21.12.2008 - 01:00 | Son Güncellenme:
BADE GÜRLEYEN
Tam beş ay var. 20 Mayıs 2009 tarihinde Avrupa’yla birlikte tüm gözler Fenerbahçe Şükrü Saracoğlu Stadı’na çevrilecek, nefesler tutulacak. UEFA Kupası final maçının oynanacağı bu tarihte bu sefer Fenerbahçe taraftarları “Fenerbahçeeee sen çok yaşaaaa, canım feda olsun sanaaa!” diye takımlarını ateşleyemeyecekler ateşlemesine ama yine de böylesine büyük bir organizasyona ev sahipliği yapmanın gururunu yaşayacaklar.
UEFA Marka Müdürü Dan O’Toole, geçtiğimiz haftalarda Türkiye’ye gelip Yerel Organizasyon Komitesi’yle birlikte İstanbul’u, özellikle de stadı dolaşan, bu büyük organizasyon öncesi gerekli teftişleri, tespitleri, hazırlıkları yapan UEFA ekibinden önemli bir yetkili. Ayrıca geçtiğimiz günlerde satışa sunulan o rengarenk UEFA Kupası final biletinin de tasarımından sorumlu.
İstanbul’a dördüncü kez geldiğini söyleyen İngiliz
O’Toole sadece işle ilgili gezmemiş; Kapalıçarşı’ya uğramayı, Boğaz’da balık yemeyi de ihmal etmemiş.
Biletin tasarımı için İstanbul’da birkaç gün kaldınız. Size en çok ne ilham verdi?
İstanbul Boğazı beni çok etkiledi. Bu şehirde yaşayanların Boğaz’la gurur duyduğunu gözledim. Futbolla ilgisini kurmak için de Boğaz’ı Şükrü Saracoğlu Stadı’yla kombine ettim. Aynı zamanda Bizans ve Osmanlı motiflerinden de etkilendim ve bilette bu motiflere de yer verdim. Bütün bunlardan oluşan bir mozaik yaratmak istedik. Şehrin tarihi mirasını modern ve çağdaş bir şekilde aktarmak istedik. Şehrin tarihi mirasıyla modern yüzünü, geleneksel mozaik tekniğini modern bir şekilde uygulayarak bir araya getirdik. Genellikle İstanbul tanıtımlarında gördüğümüz o klişe görüntülerden kaçındık. Şehrin çok güzel bir silüeti, harika binaları, gökdelenleri var ama biz farklı bir iş yapmak istedik.

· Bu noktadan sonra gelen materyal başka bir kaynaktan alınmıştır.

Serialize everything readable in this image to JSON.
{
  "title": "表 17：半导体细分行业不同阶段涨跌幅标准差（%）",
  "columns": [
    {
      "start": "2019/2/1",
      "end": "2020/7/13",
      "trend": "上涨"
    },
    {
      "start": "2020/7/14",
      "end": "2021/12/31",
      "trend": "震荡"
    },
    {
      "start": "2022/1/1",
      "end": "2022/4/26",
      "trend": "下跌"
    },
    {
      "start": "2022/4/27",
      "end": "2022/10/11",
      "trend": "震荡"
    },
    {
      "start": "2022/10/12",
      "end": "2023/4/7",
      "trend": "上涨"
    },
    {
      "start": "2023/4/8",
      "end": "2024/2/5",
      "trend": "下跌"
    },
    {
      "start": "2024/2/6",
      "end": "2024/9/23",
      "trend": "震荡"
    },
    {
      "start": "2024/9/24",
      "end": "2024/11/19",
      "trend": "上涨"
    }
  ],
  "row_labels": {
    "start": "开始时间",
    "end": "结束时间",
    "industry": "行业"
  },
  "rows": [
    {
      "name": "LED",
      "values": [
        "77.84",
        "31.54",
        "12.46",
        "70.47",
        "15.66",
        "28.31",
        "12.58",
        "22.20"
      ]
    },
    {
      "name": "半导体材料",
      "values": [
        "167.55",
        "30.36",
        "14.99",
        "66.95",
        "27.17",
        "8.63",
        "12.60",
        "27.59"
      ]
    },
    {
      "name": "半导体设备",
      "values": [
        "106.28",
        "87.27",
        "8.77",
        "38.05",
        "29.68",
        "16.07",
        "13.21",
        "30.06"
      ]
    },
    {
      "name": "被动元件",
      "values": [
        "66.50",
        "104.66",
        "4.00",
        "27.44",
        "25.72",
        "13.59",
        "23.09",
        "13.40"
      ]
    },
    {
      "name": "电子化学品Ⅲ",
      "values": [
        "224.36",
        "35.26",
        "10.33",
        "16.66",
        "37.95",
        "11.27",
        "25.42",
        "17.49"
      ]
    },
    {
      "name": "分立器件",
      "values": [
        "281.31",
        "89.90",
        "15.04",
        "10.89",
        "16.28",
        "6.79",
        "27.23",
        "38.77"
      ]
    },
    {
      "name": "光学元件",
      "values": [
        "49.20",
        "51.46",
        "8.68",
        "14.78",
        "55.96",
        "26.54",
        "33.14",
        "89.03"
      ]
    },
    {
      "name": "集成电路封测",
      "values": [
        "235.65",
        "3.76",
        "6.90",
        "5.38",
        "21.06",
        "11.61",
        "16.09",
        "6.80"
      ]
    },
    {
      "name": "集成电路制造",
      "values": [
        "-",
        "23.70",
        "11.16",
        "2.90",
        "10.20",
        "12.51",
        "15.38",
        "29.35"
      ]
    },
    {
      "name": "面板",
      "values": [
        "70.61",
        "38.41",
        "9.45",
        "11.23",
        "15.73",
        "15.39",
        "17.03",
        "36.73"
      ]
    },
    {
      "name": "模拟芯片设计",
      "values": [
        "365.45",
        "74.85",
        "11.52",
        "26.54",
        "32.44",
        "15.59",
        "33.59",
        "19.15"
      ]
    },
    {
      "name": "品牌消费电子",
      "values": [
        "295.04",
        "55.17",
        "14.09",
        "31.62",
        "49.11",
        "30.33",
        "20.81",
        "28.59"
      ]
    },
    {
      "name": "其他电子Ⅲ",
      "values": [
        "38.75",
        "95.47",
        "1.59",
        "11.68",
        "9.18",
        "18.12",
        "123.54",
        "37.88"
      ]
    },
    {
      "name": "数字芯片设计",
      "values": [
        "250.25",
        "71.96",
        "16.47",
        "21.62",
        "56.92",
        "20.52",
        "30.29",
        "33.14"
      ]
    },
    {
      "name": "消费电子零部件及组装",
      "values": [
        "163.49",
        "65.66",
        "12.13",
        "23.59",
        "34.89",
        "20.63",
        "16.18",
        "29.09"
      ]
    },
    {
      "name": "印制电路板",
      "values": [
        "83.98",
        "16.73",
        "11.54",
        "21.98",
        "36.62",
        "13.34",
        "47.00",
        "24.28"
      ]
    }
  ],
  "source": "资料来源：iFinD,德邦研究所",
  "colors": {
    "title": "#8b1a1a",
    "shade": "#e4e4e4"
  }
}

Bilet çok renkli. Değişik figürler de var. Bunlar neyi anlatıyor?
Bunlar futbolu simgeliyor. Bu organizasyonun futbolla ilgili olduğunu anlatmak için bu figürleri kullandık. Aynı zamanda Türk kültürünü simgeleyen figürler de var. Kültürle futbolun birleştiğini göstermeye çalıştık.
Tasarımı geliştirirken en çok nelere dikkat ettiniz?
Hem ev sahibi şehre uygun olmasına hem de daha geniş kitleler, farklı ülkelerden insanlar tarafından anlaşılabilir olmasına dikkat ettim. Özellikle de futbol izlemek için bütün Avrupa’yı dolaşan taraftarların biletin üzerinde ne olduğunu anlamaları çok önemli bizim için. Burada bir denge oluşturmak çok önemli. İstanbul’daki yerel organizasyon komitesi bu konuda çok yardımcı oldu. Onlarla birlikte şehrin önemli yerlerini tespit ettik. Daha sonra da konsepti İngiltere’deki Works adlı ajanstaki tasarım ekibine anlattım ve bileti oluşturduk.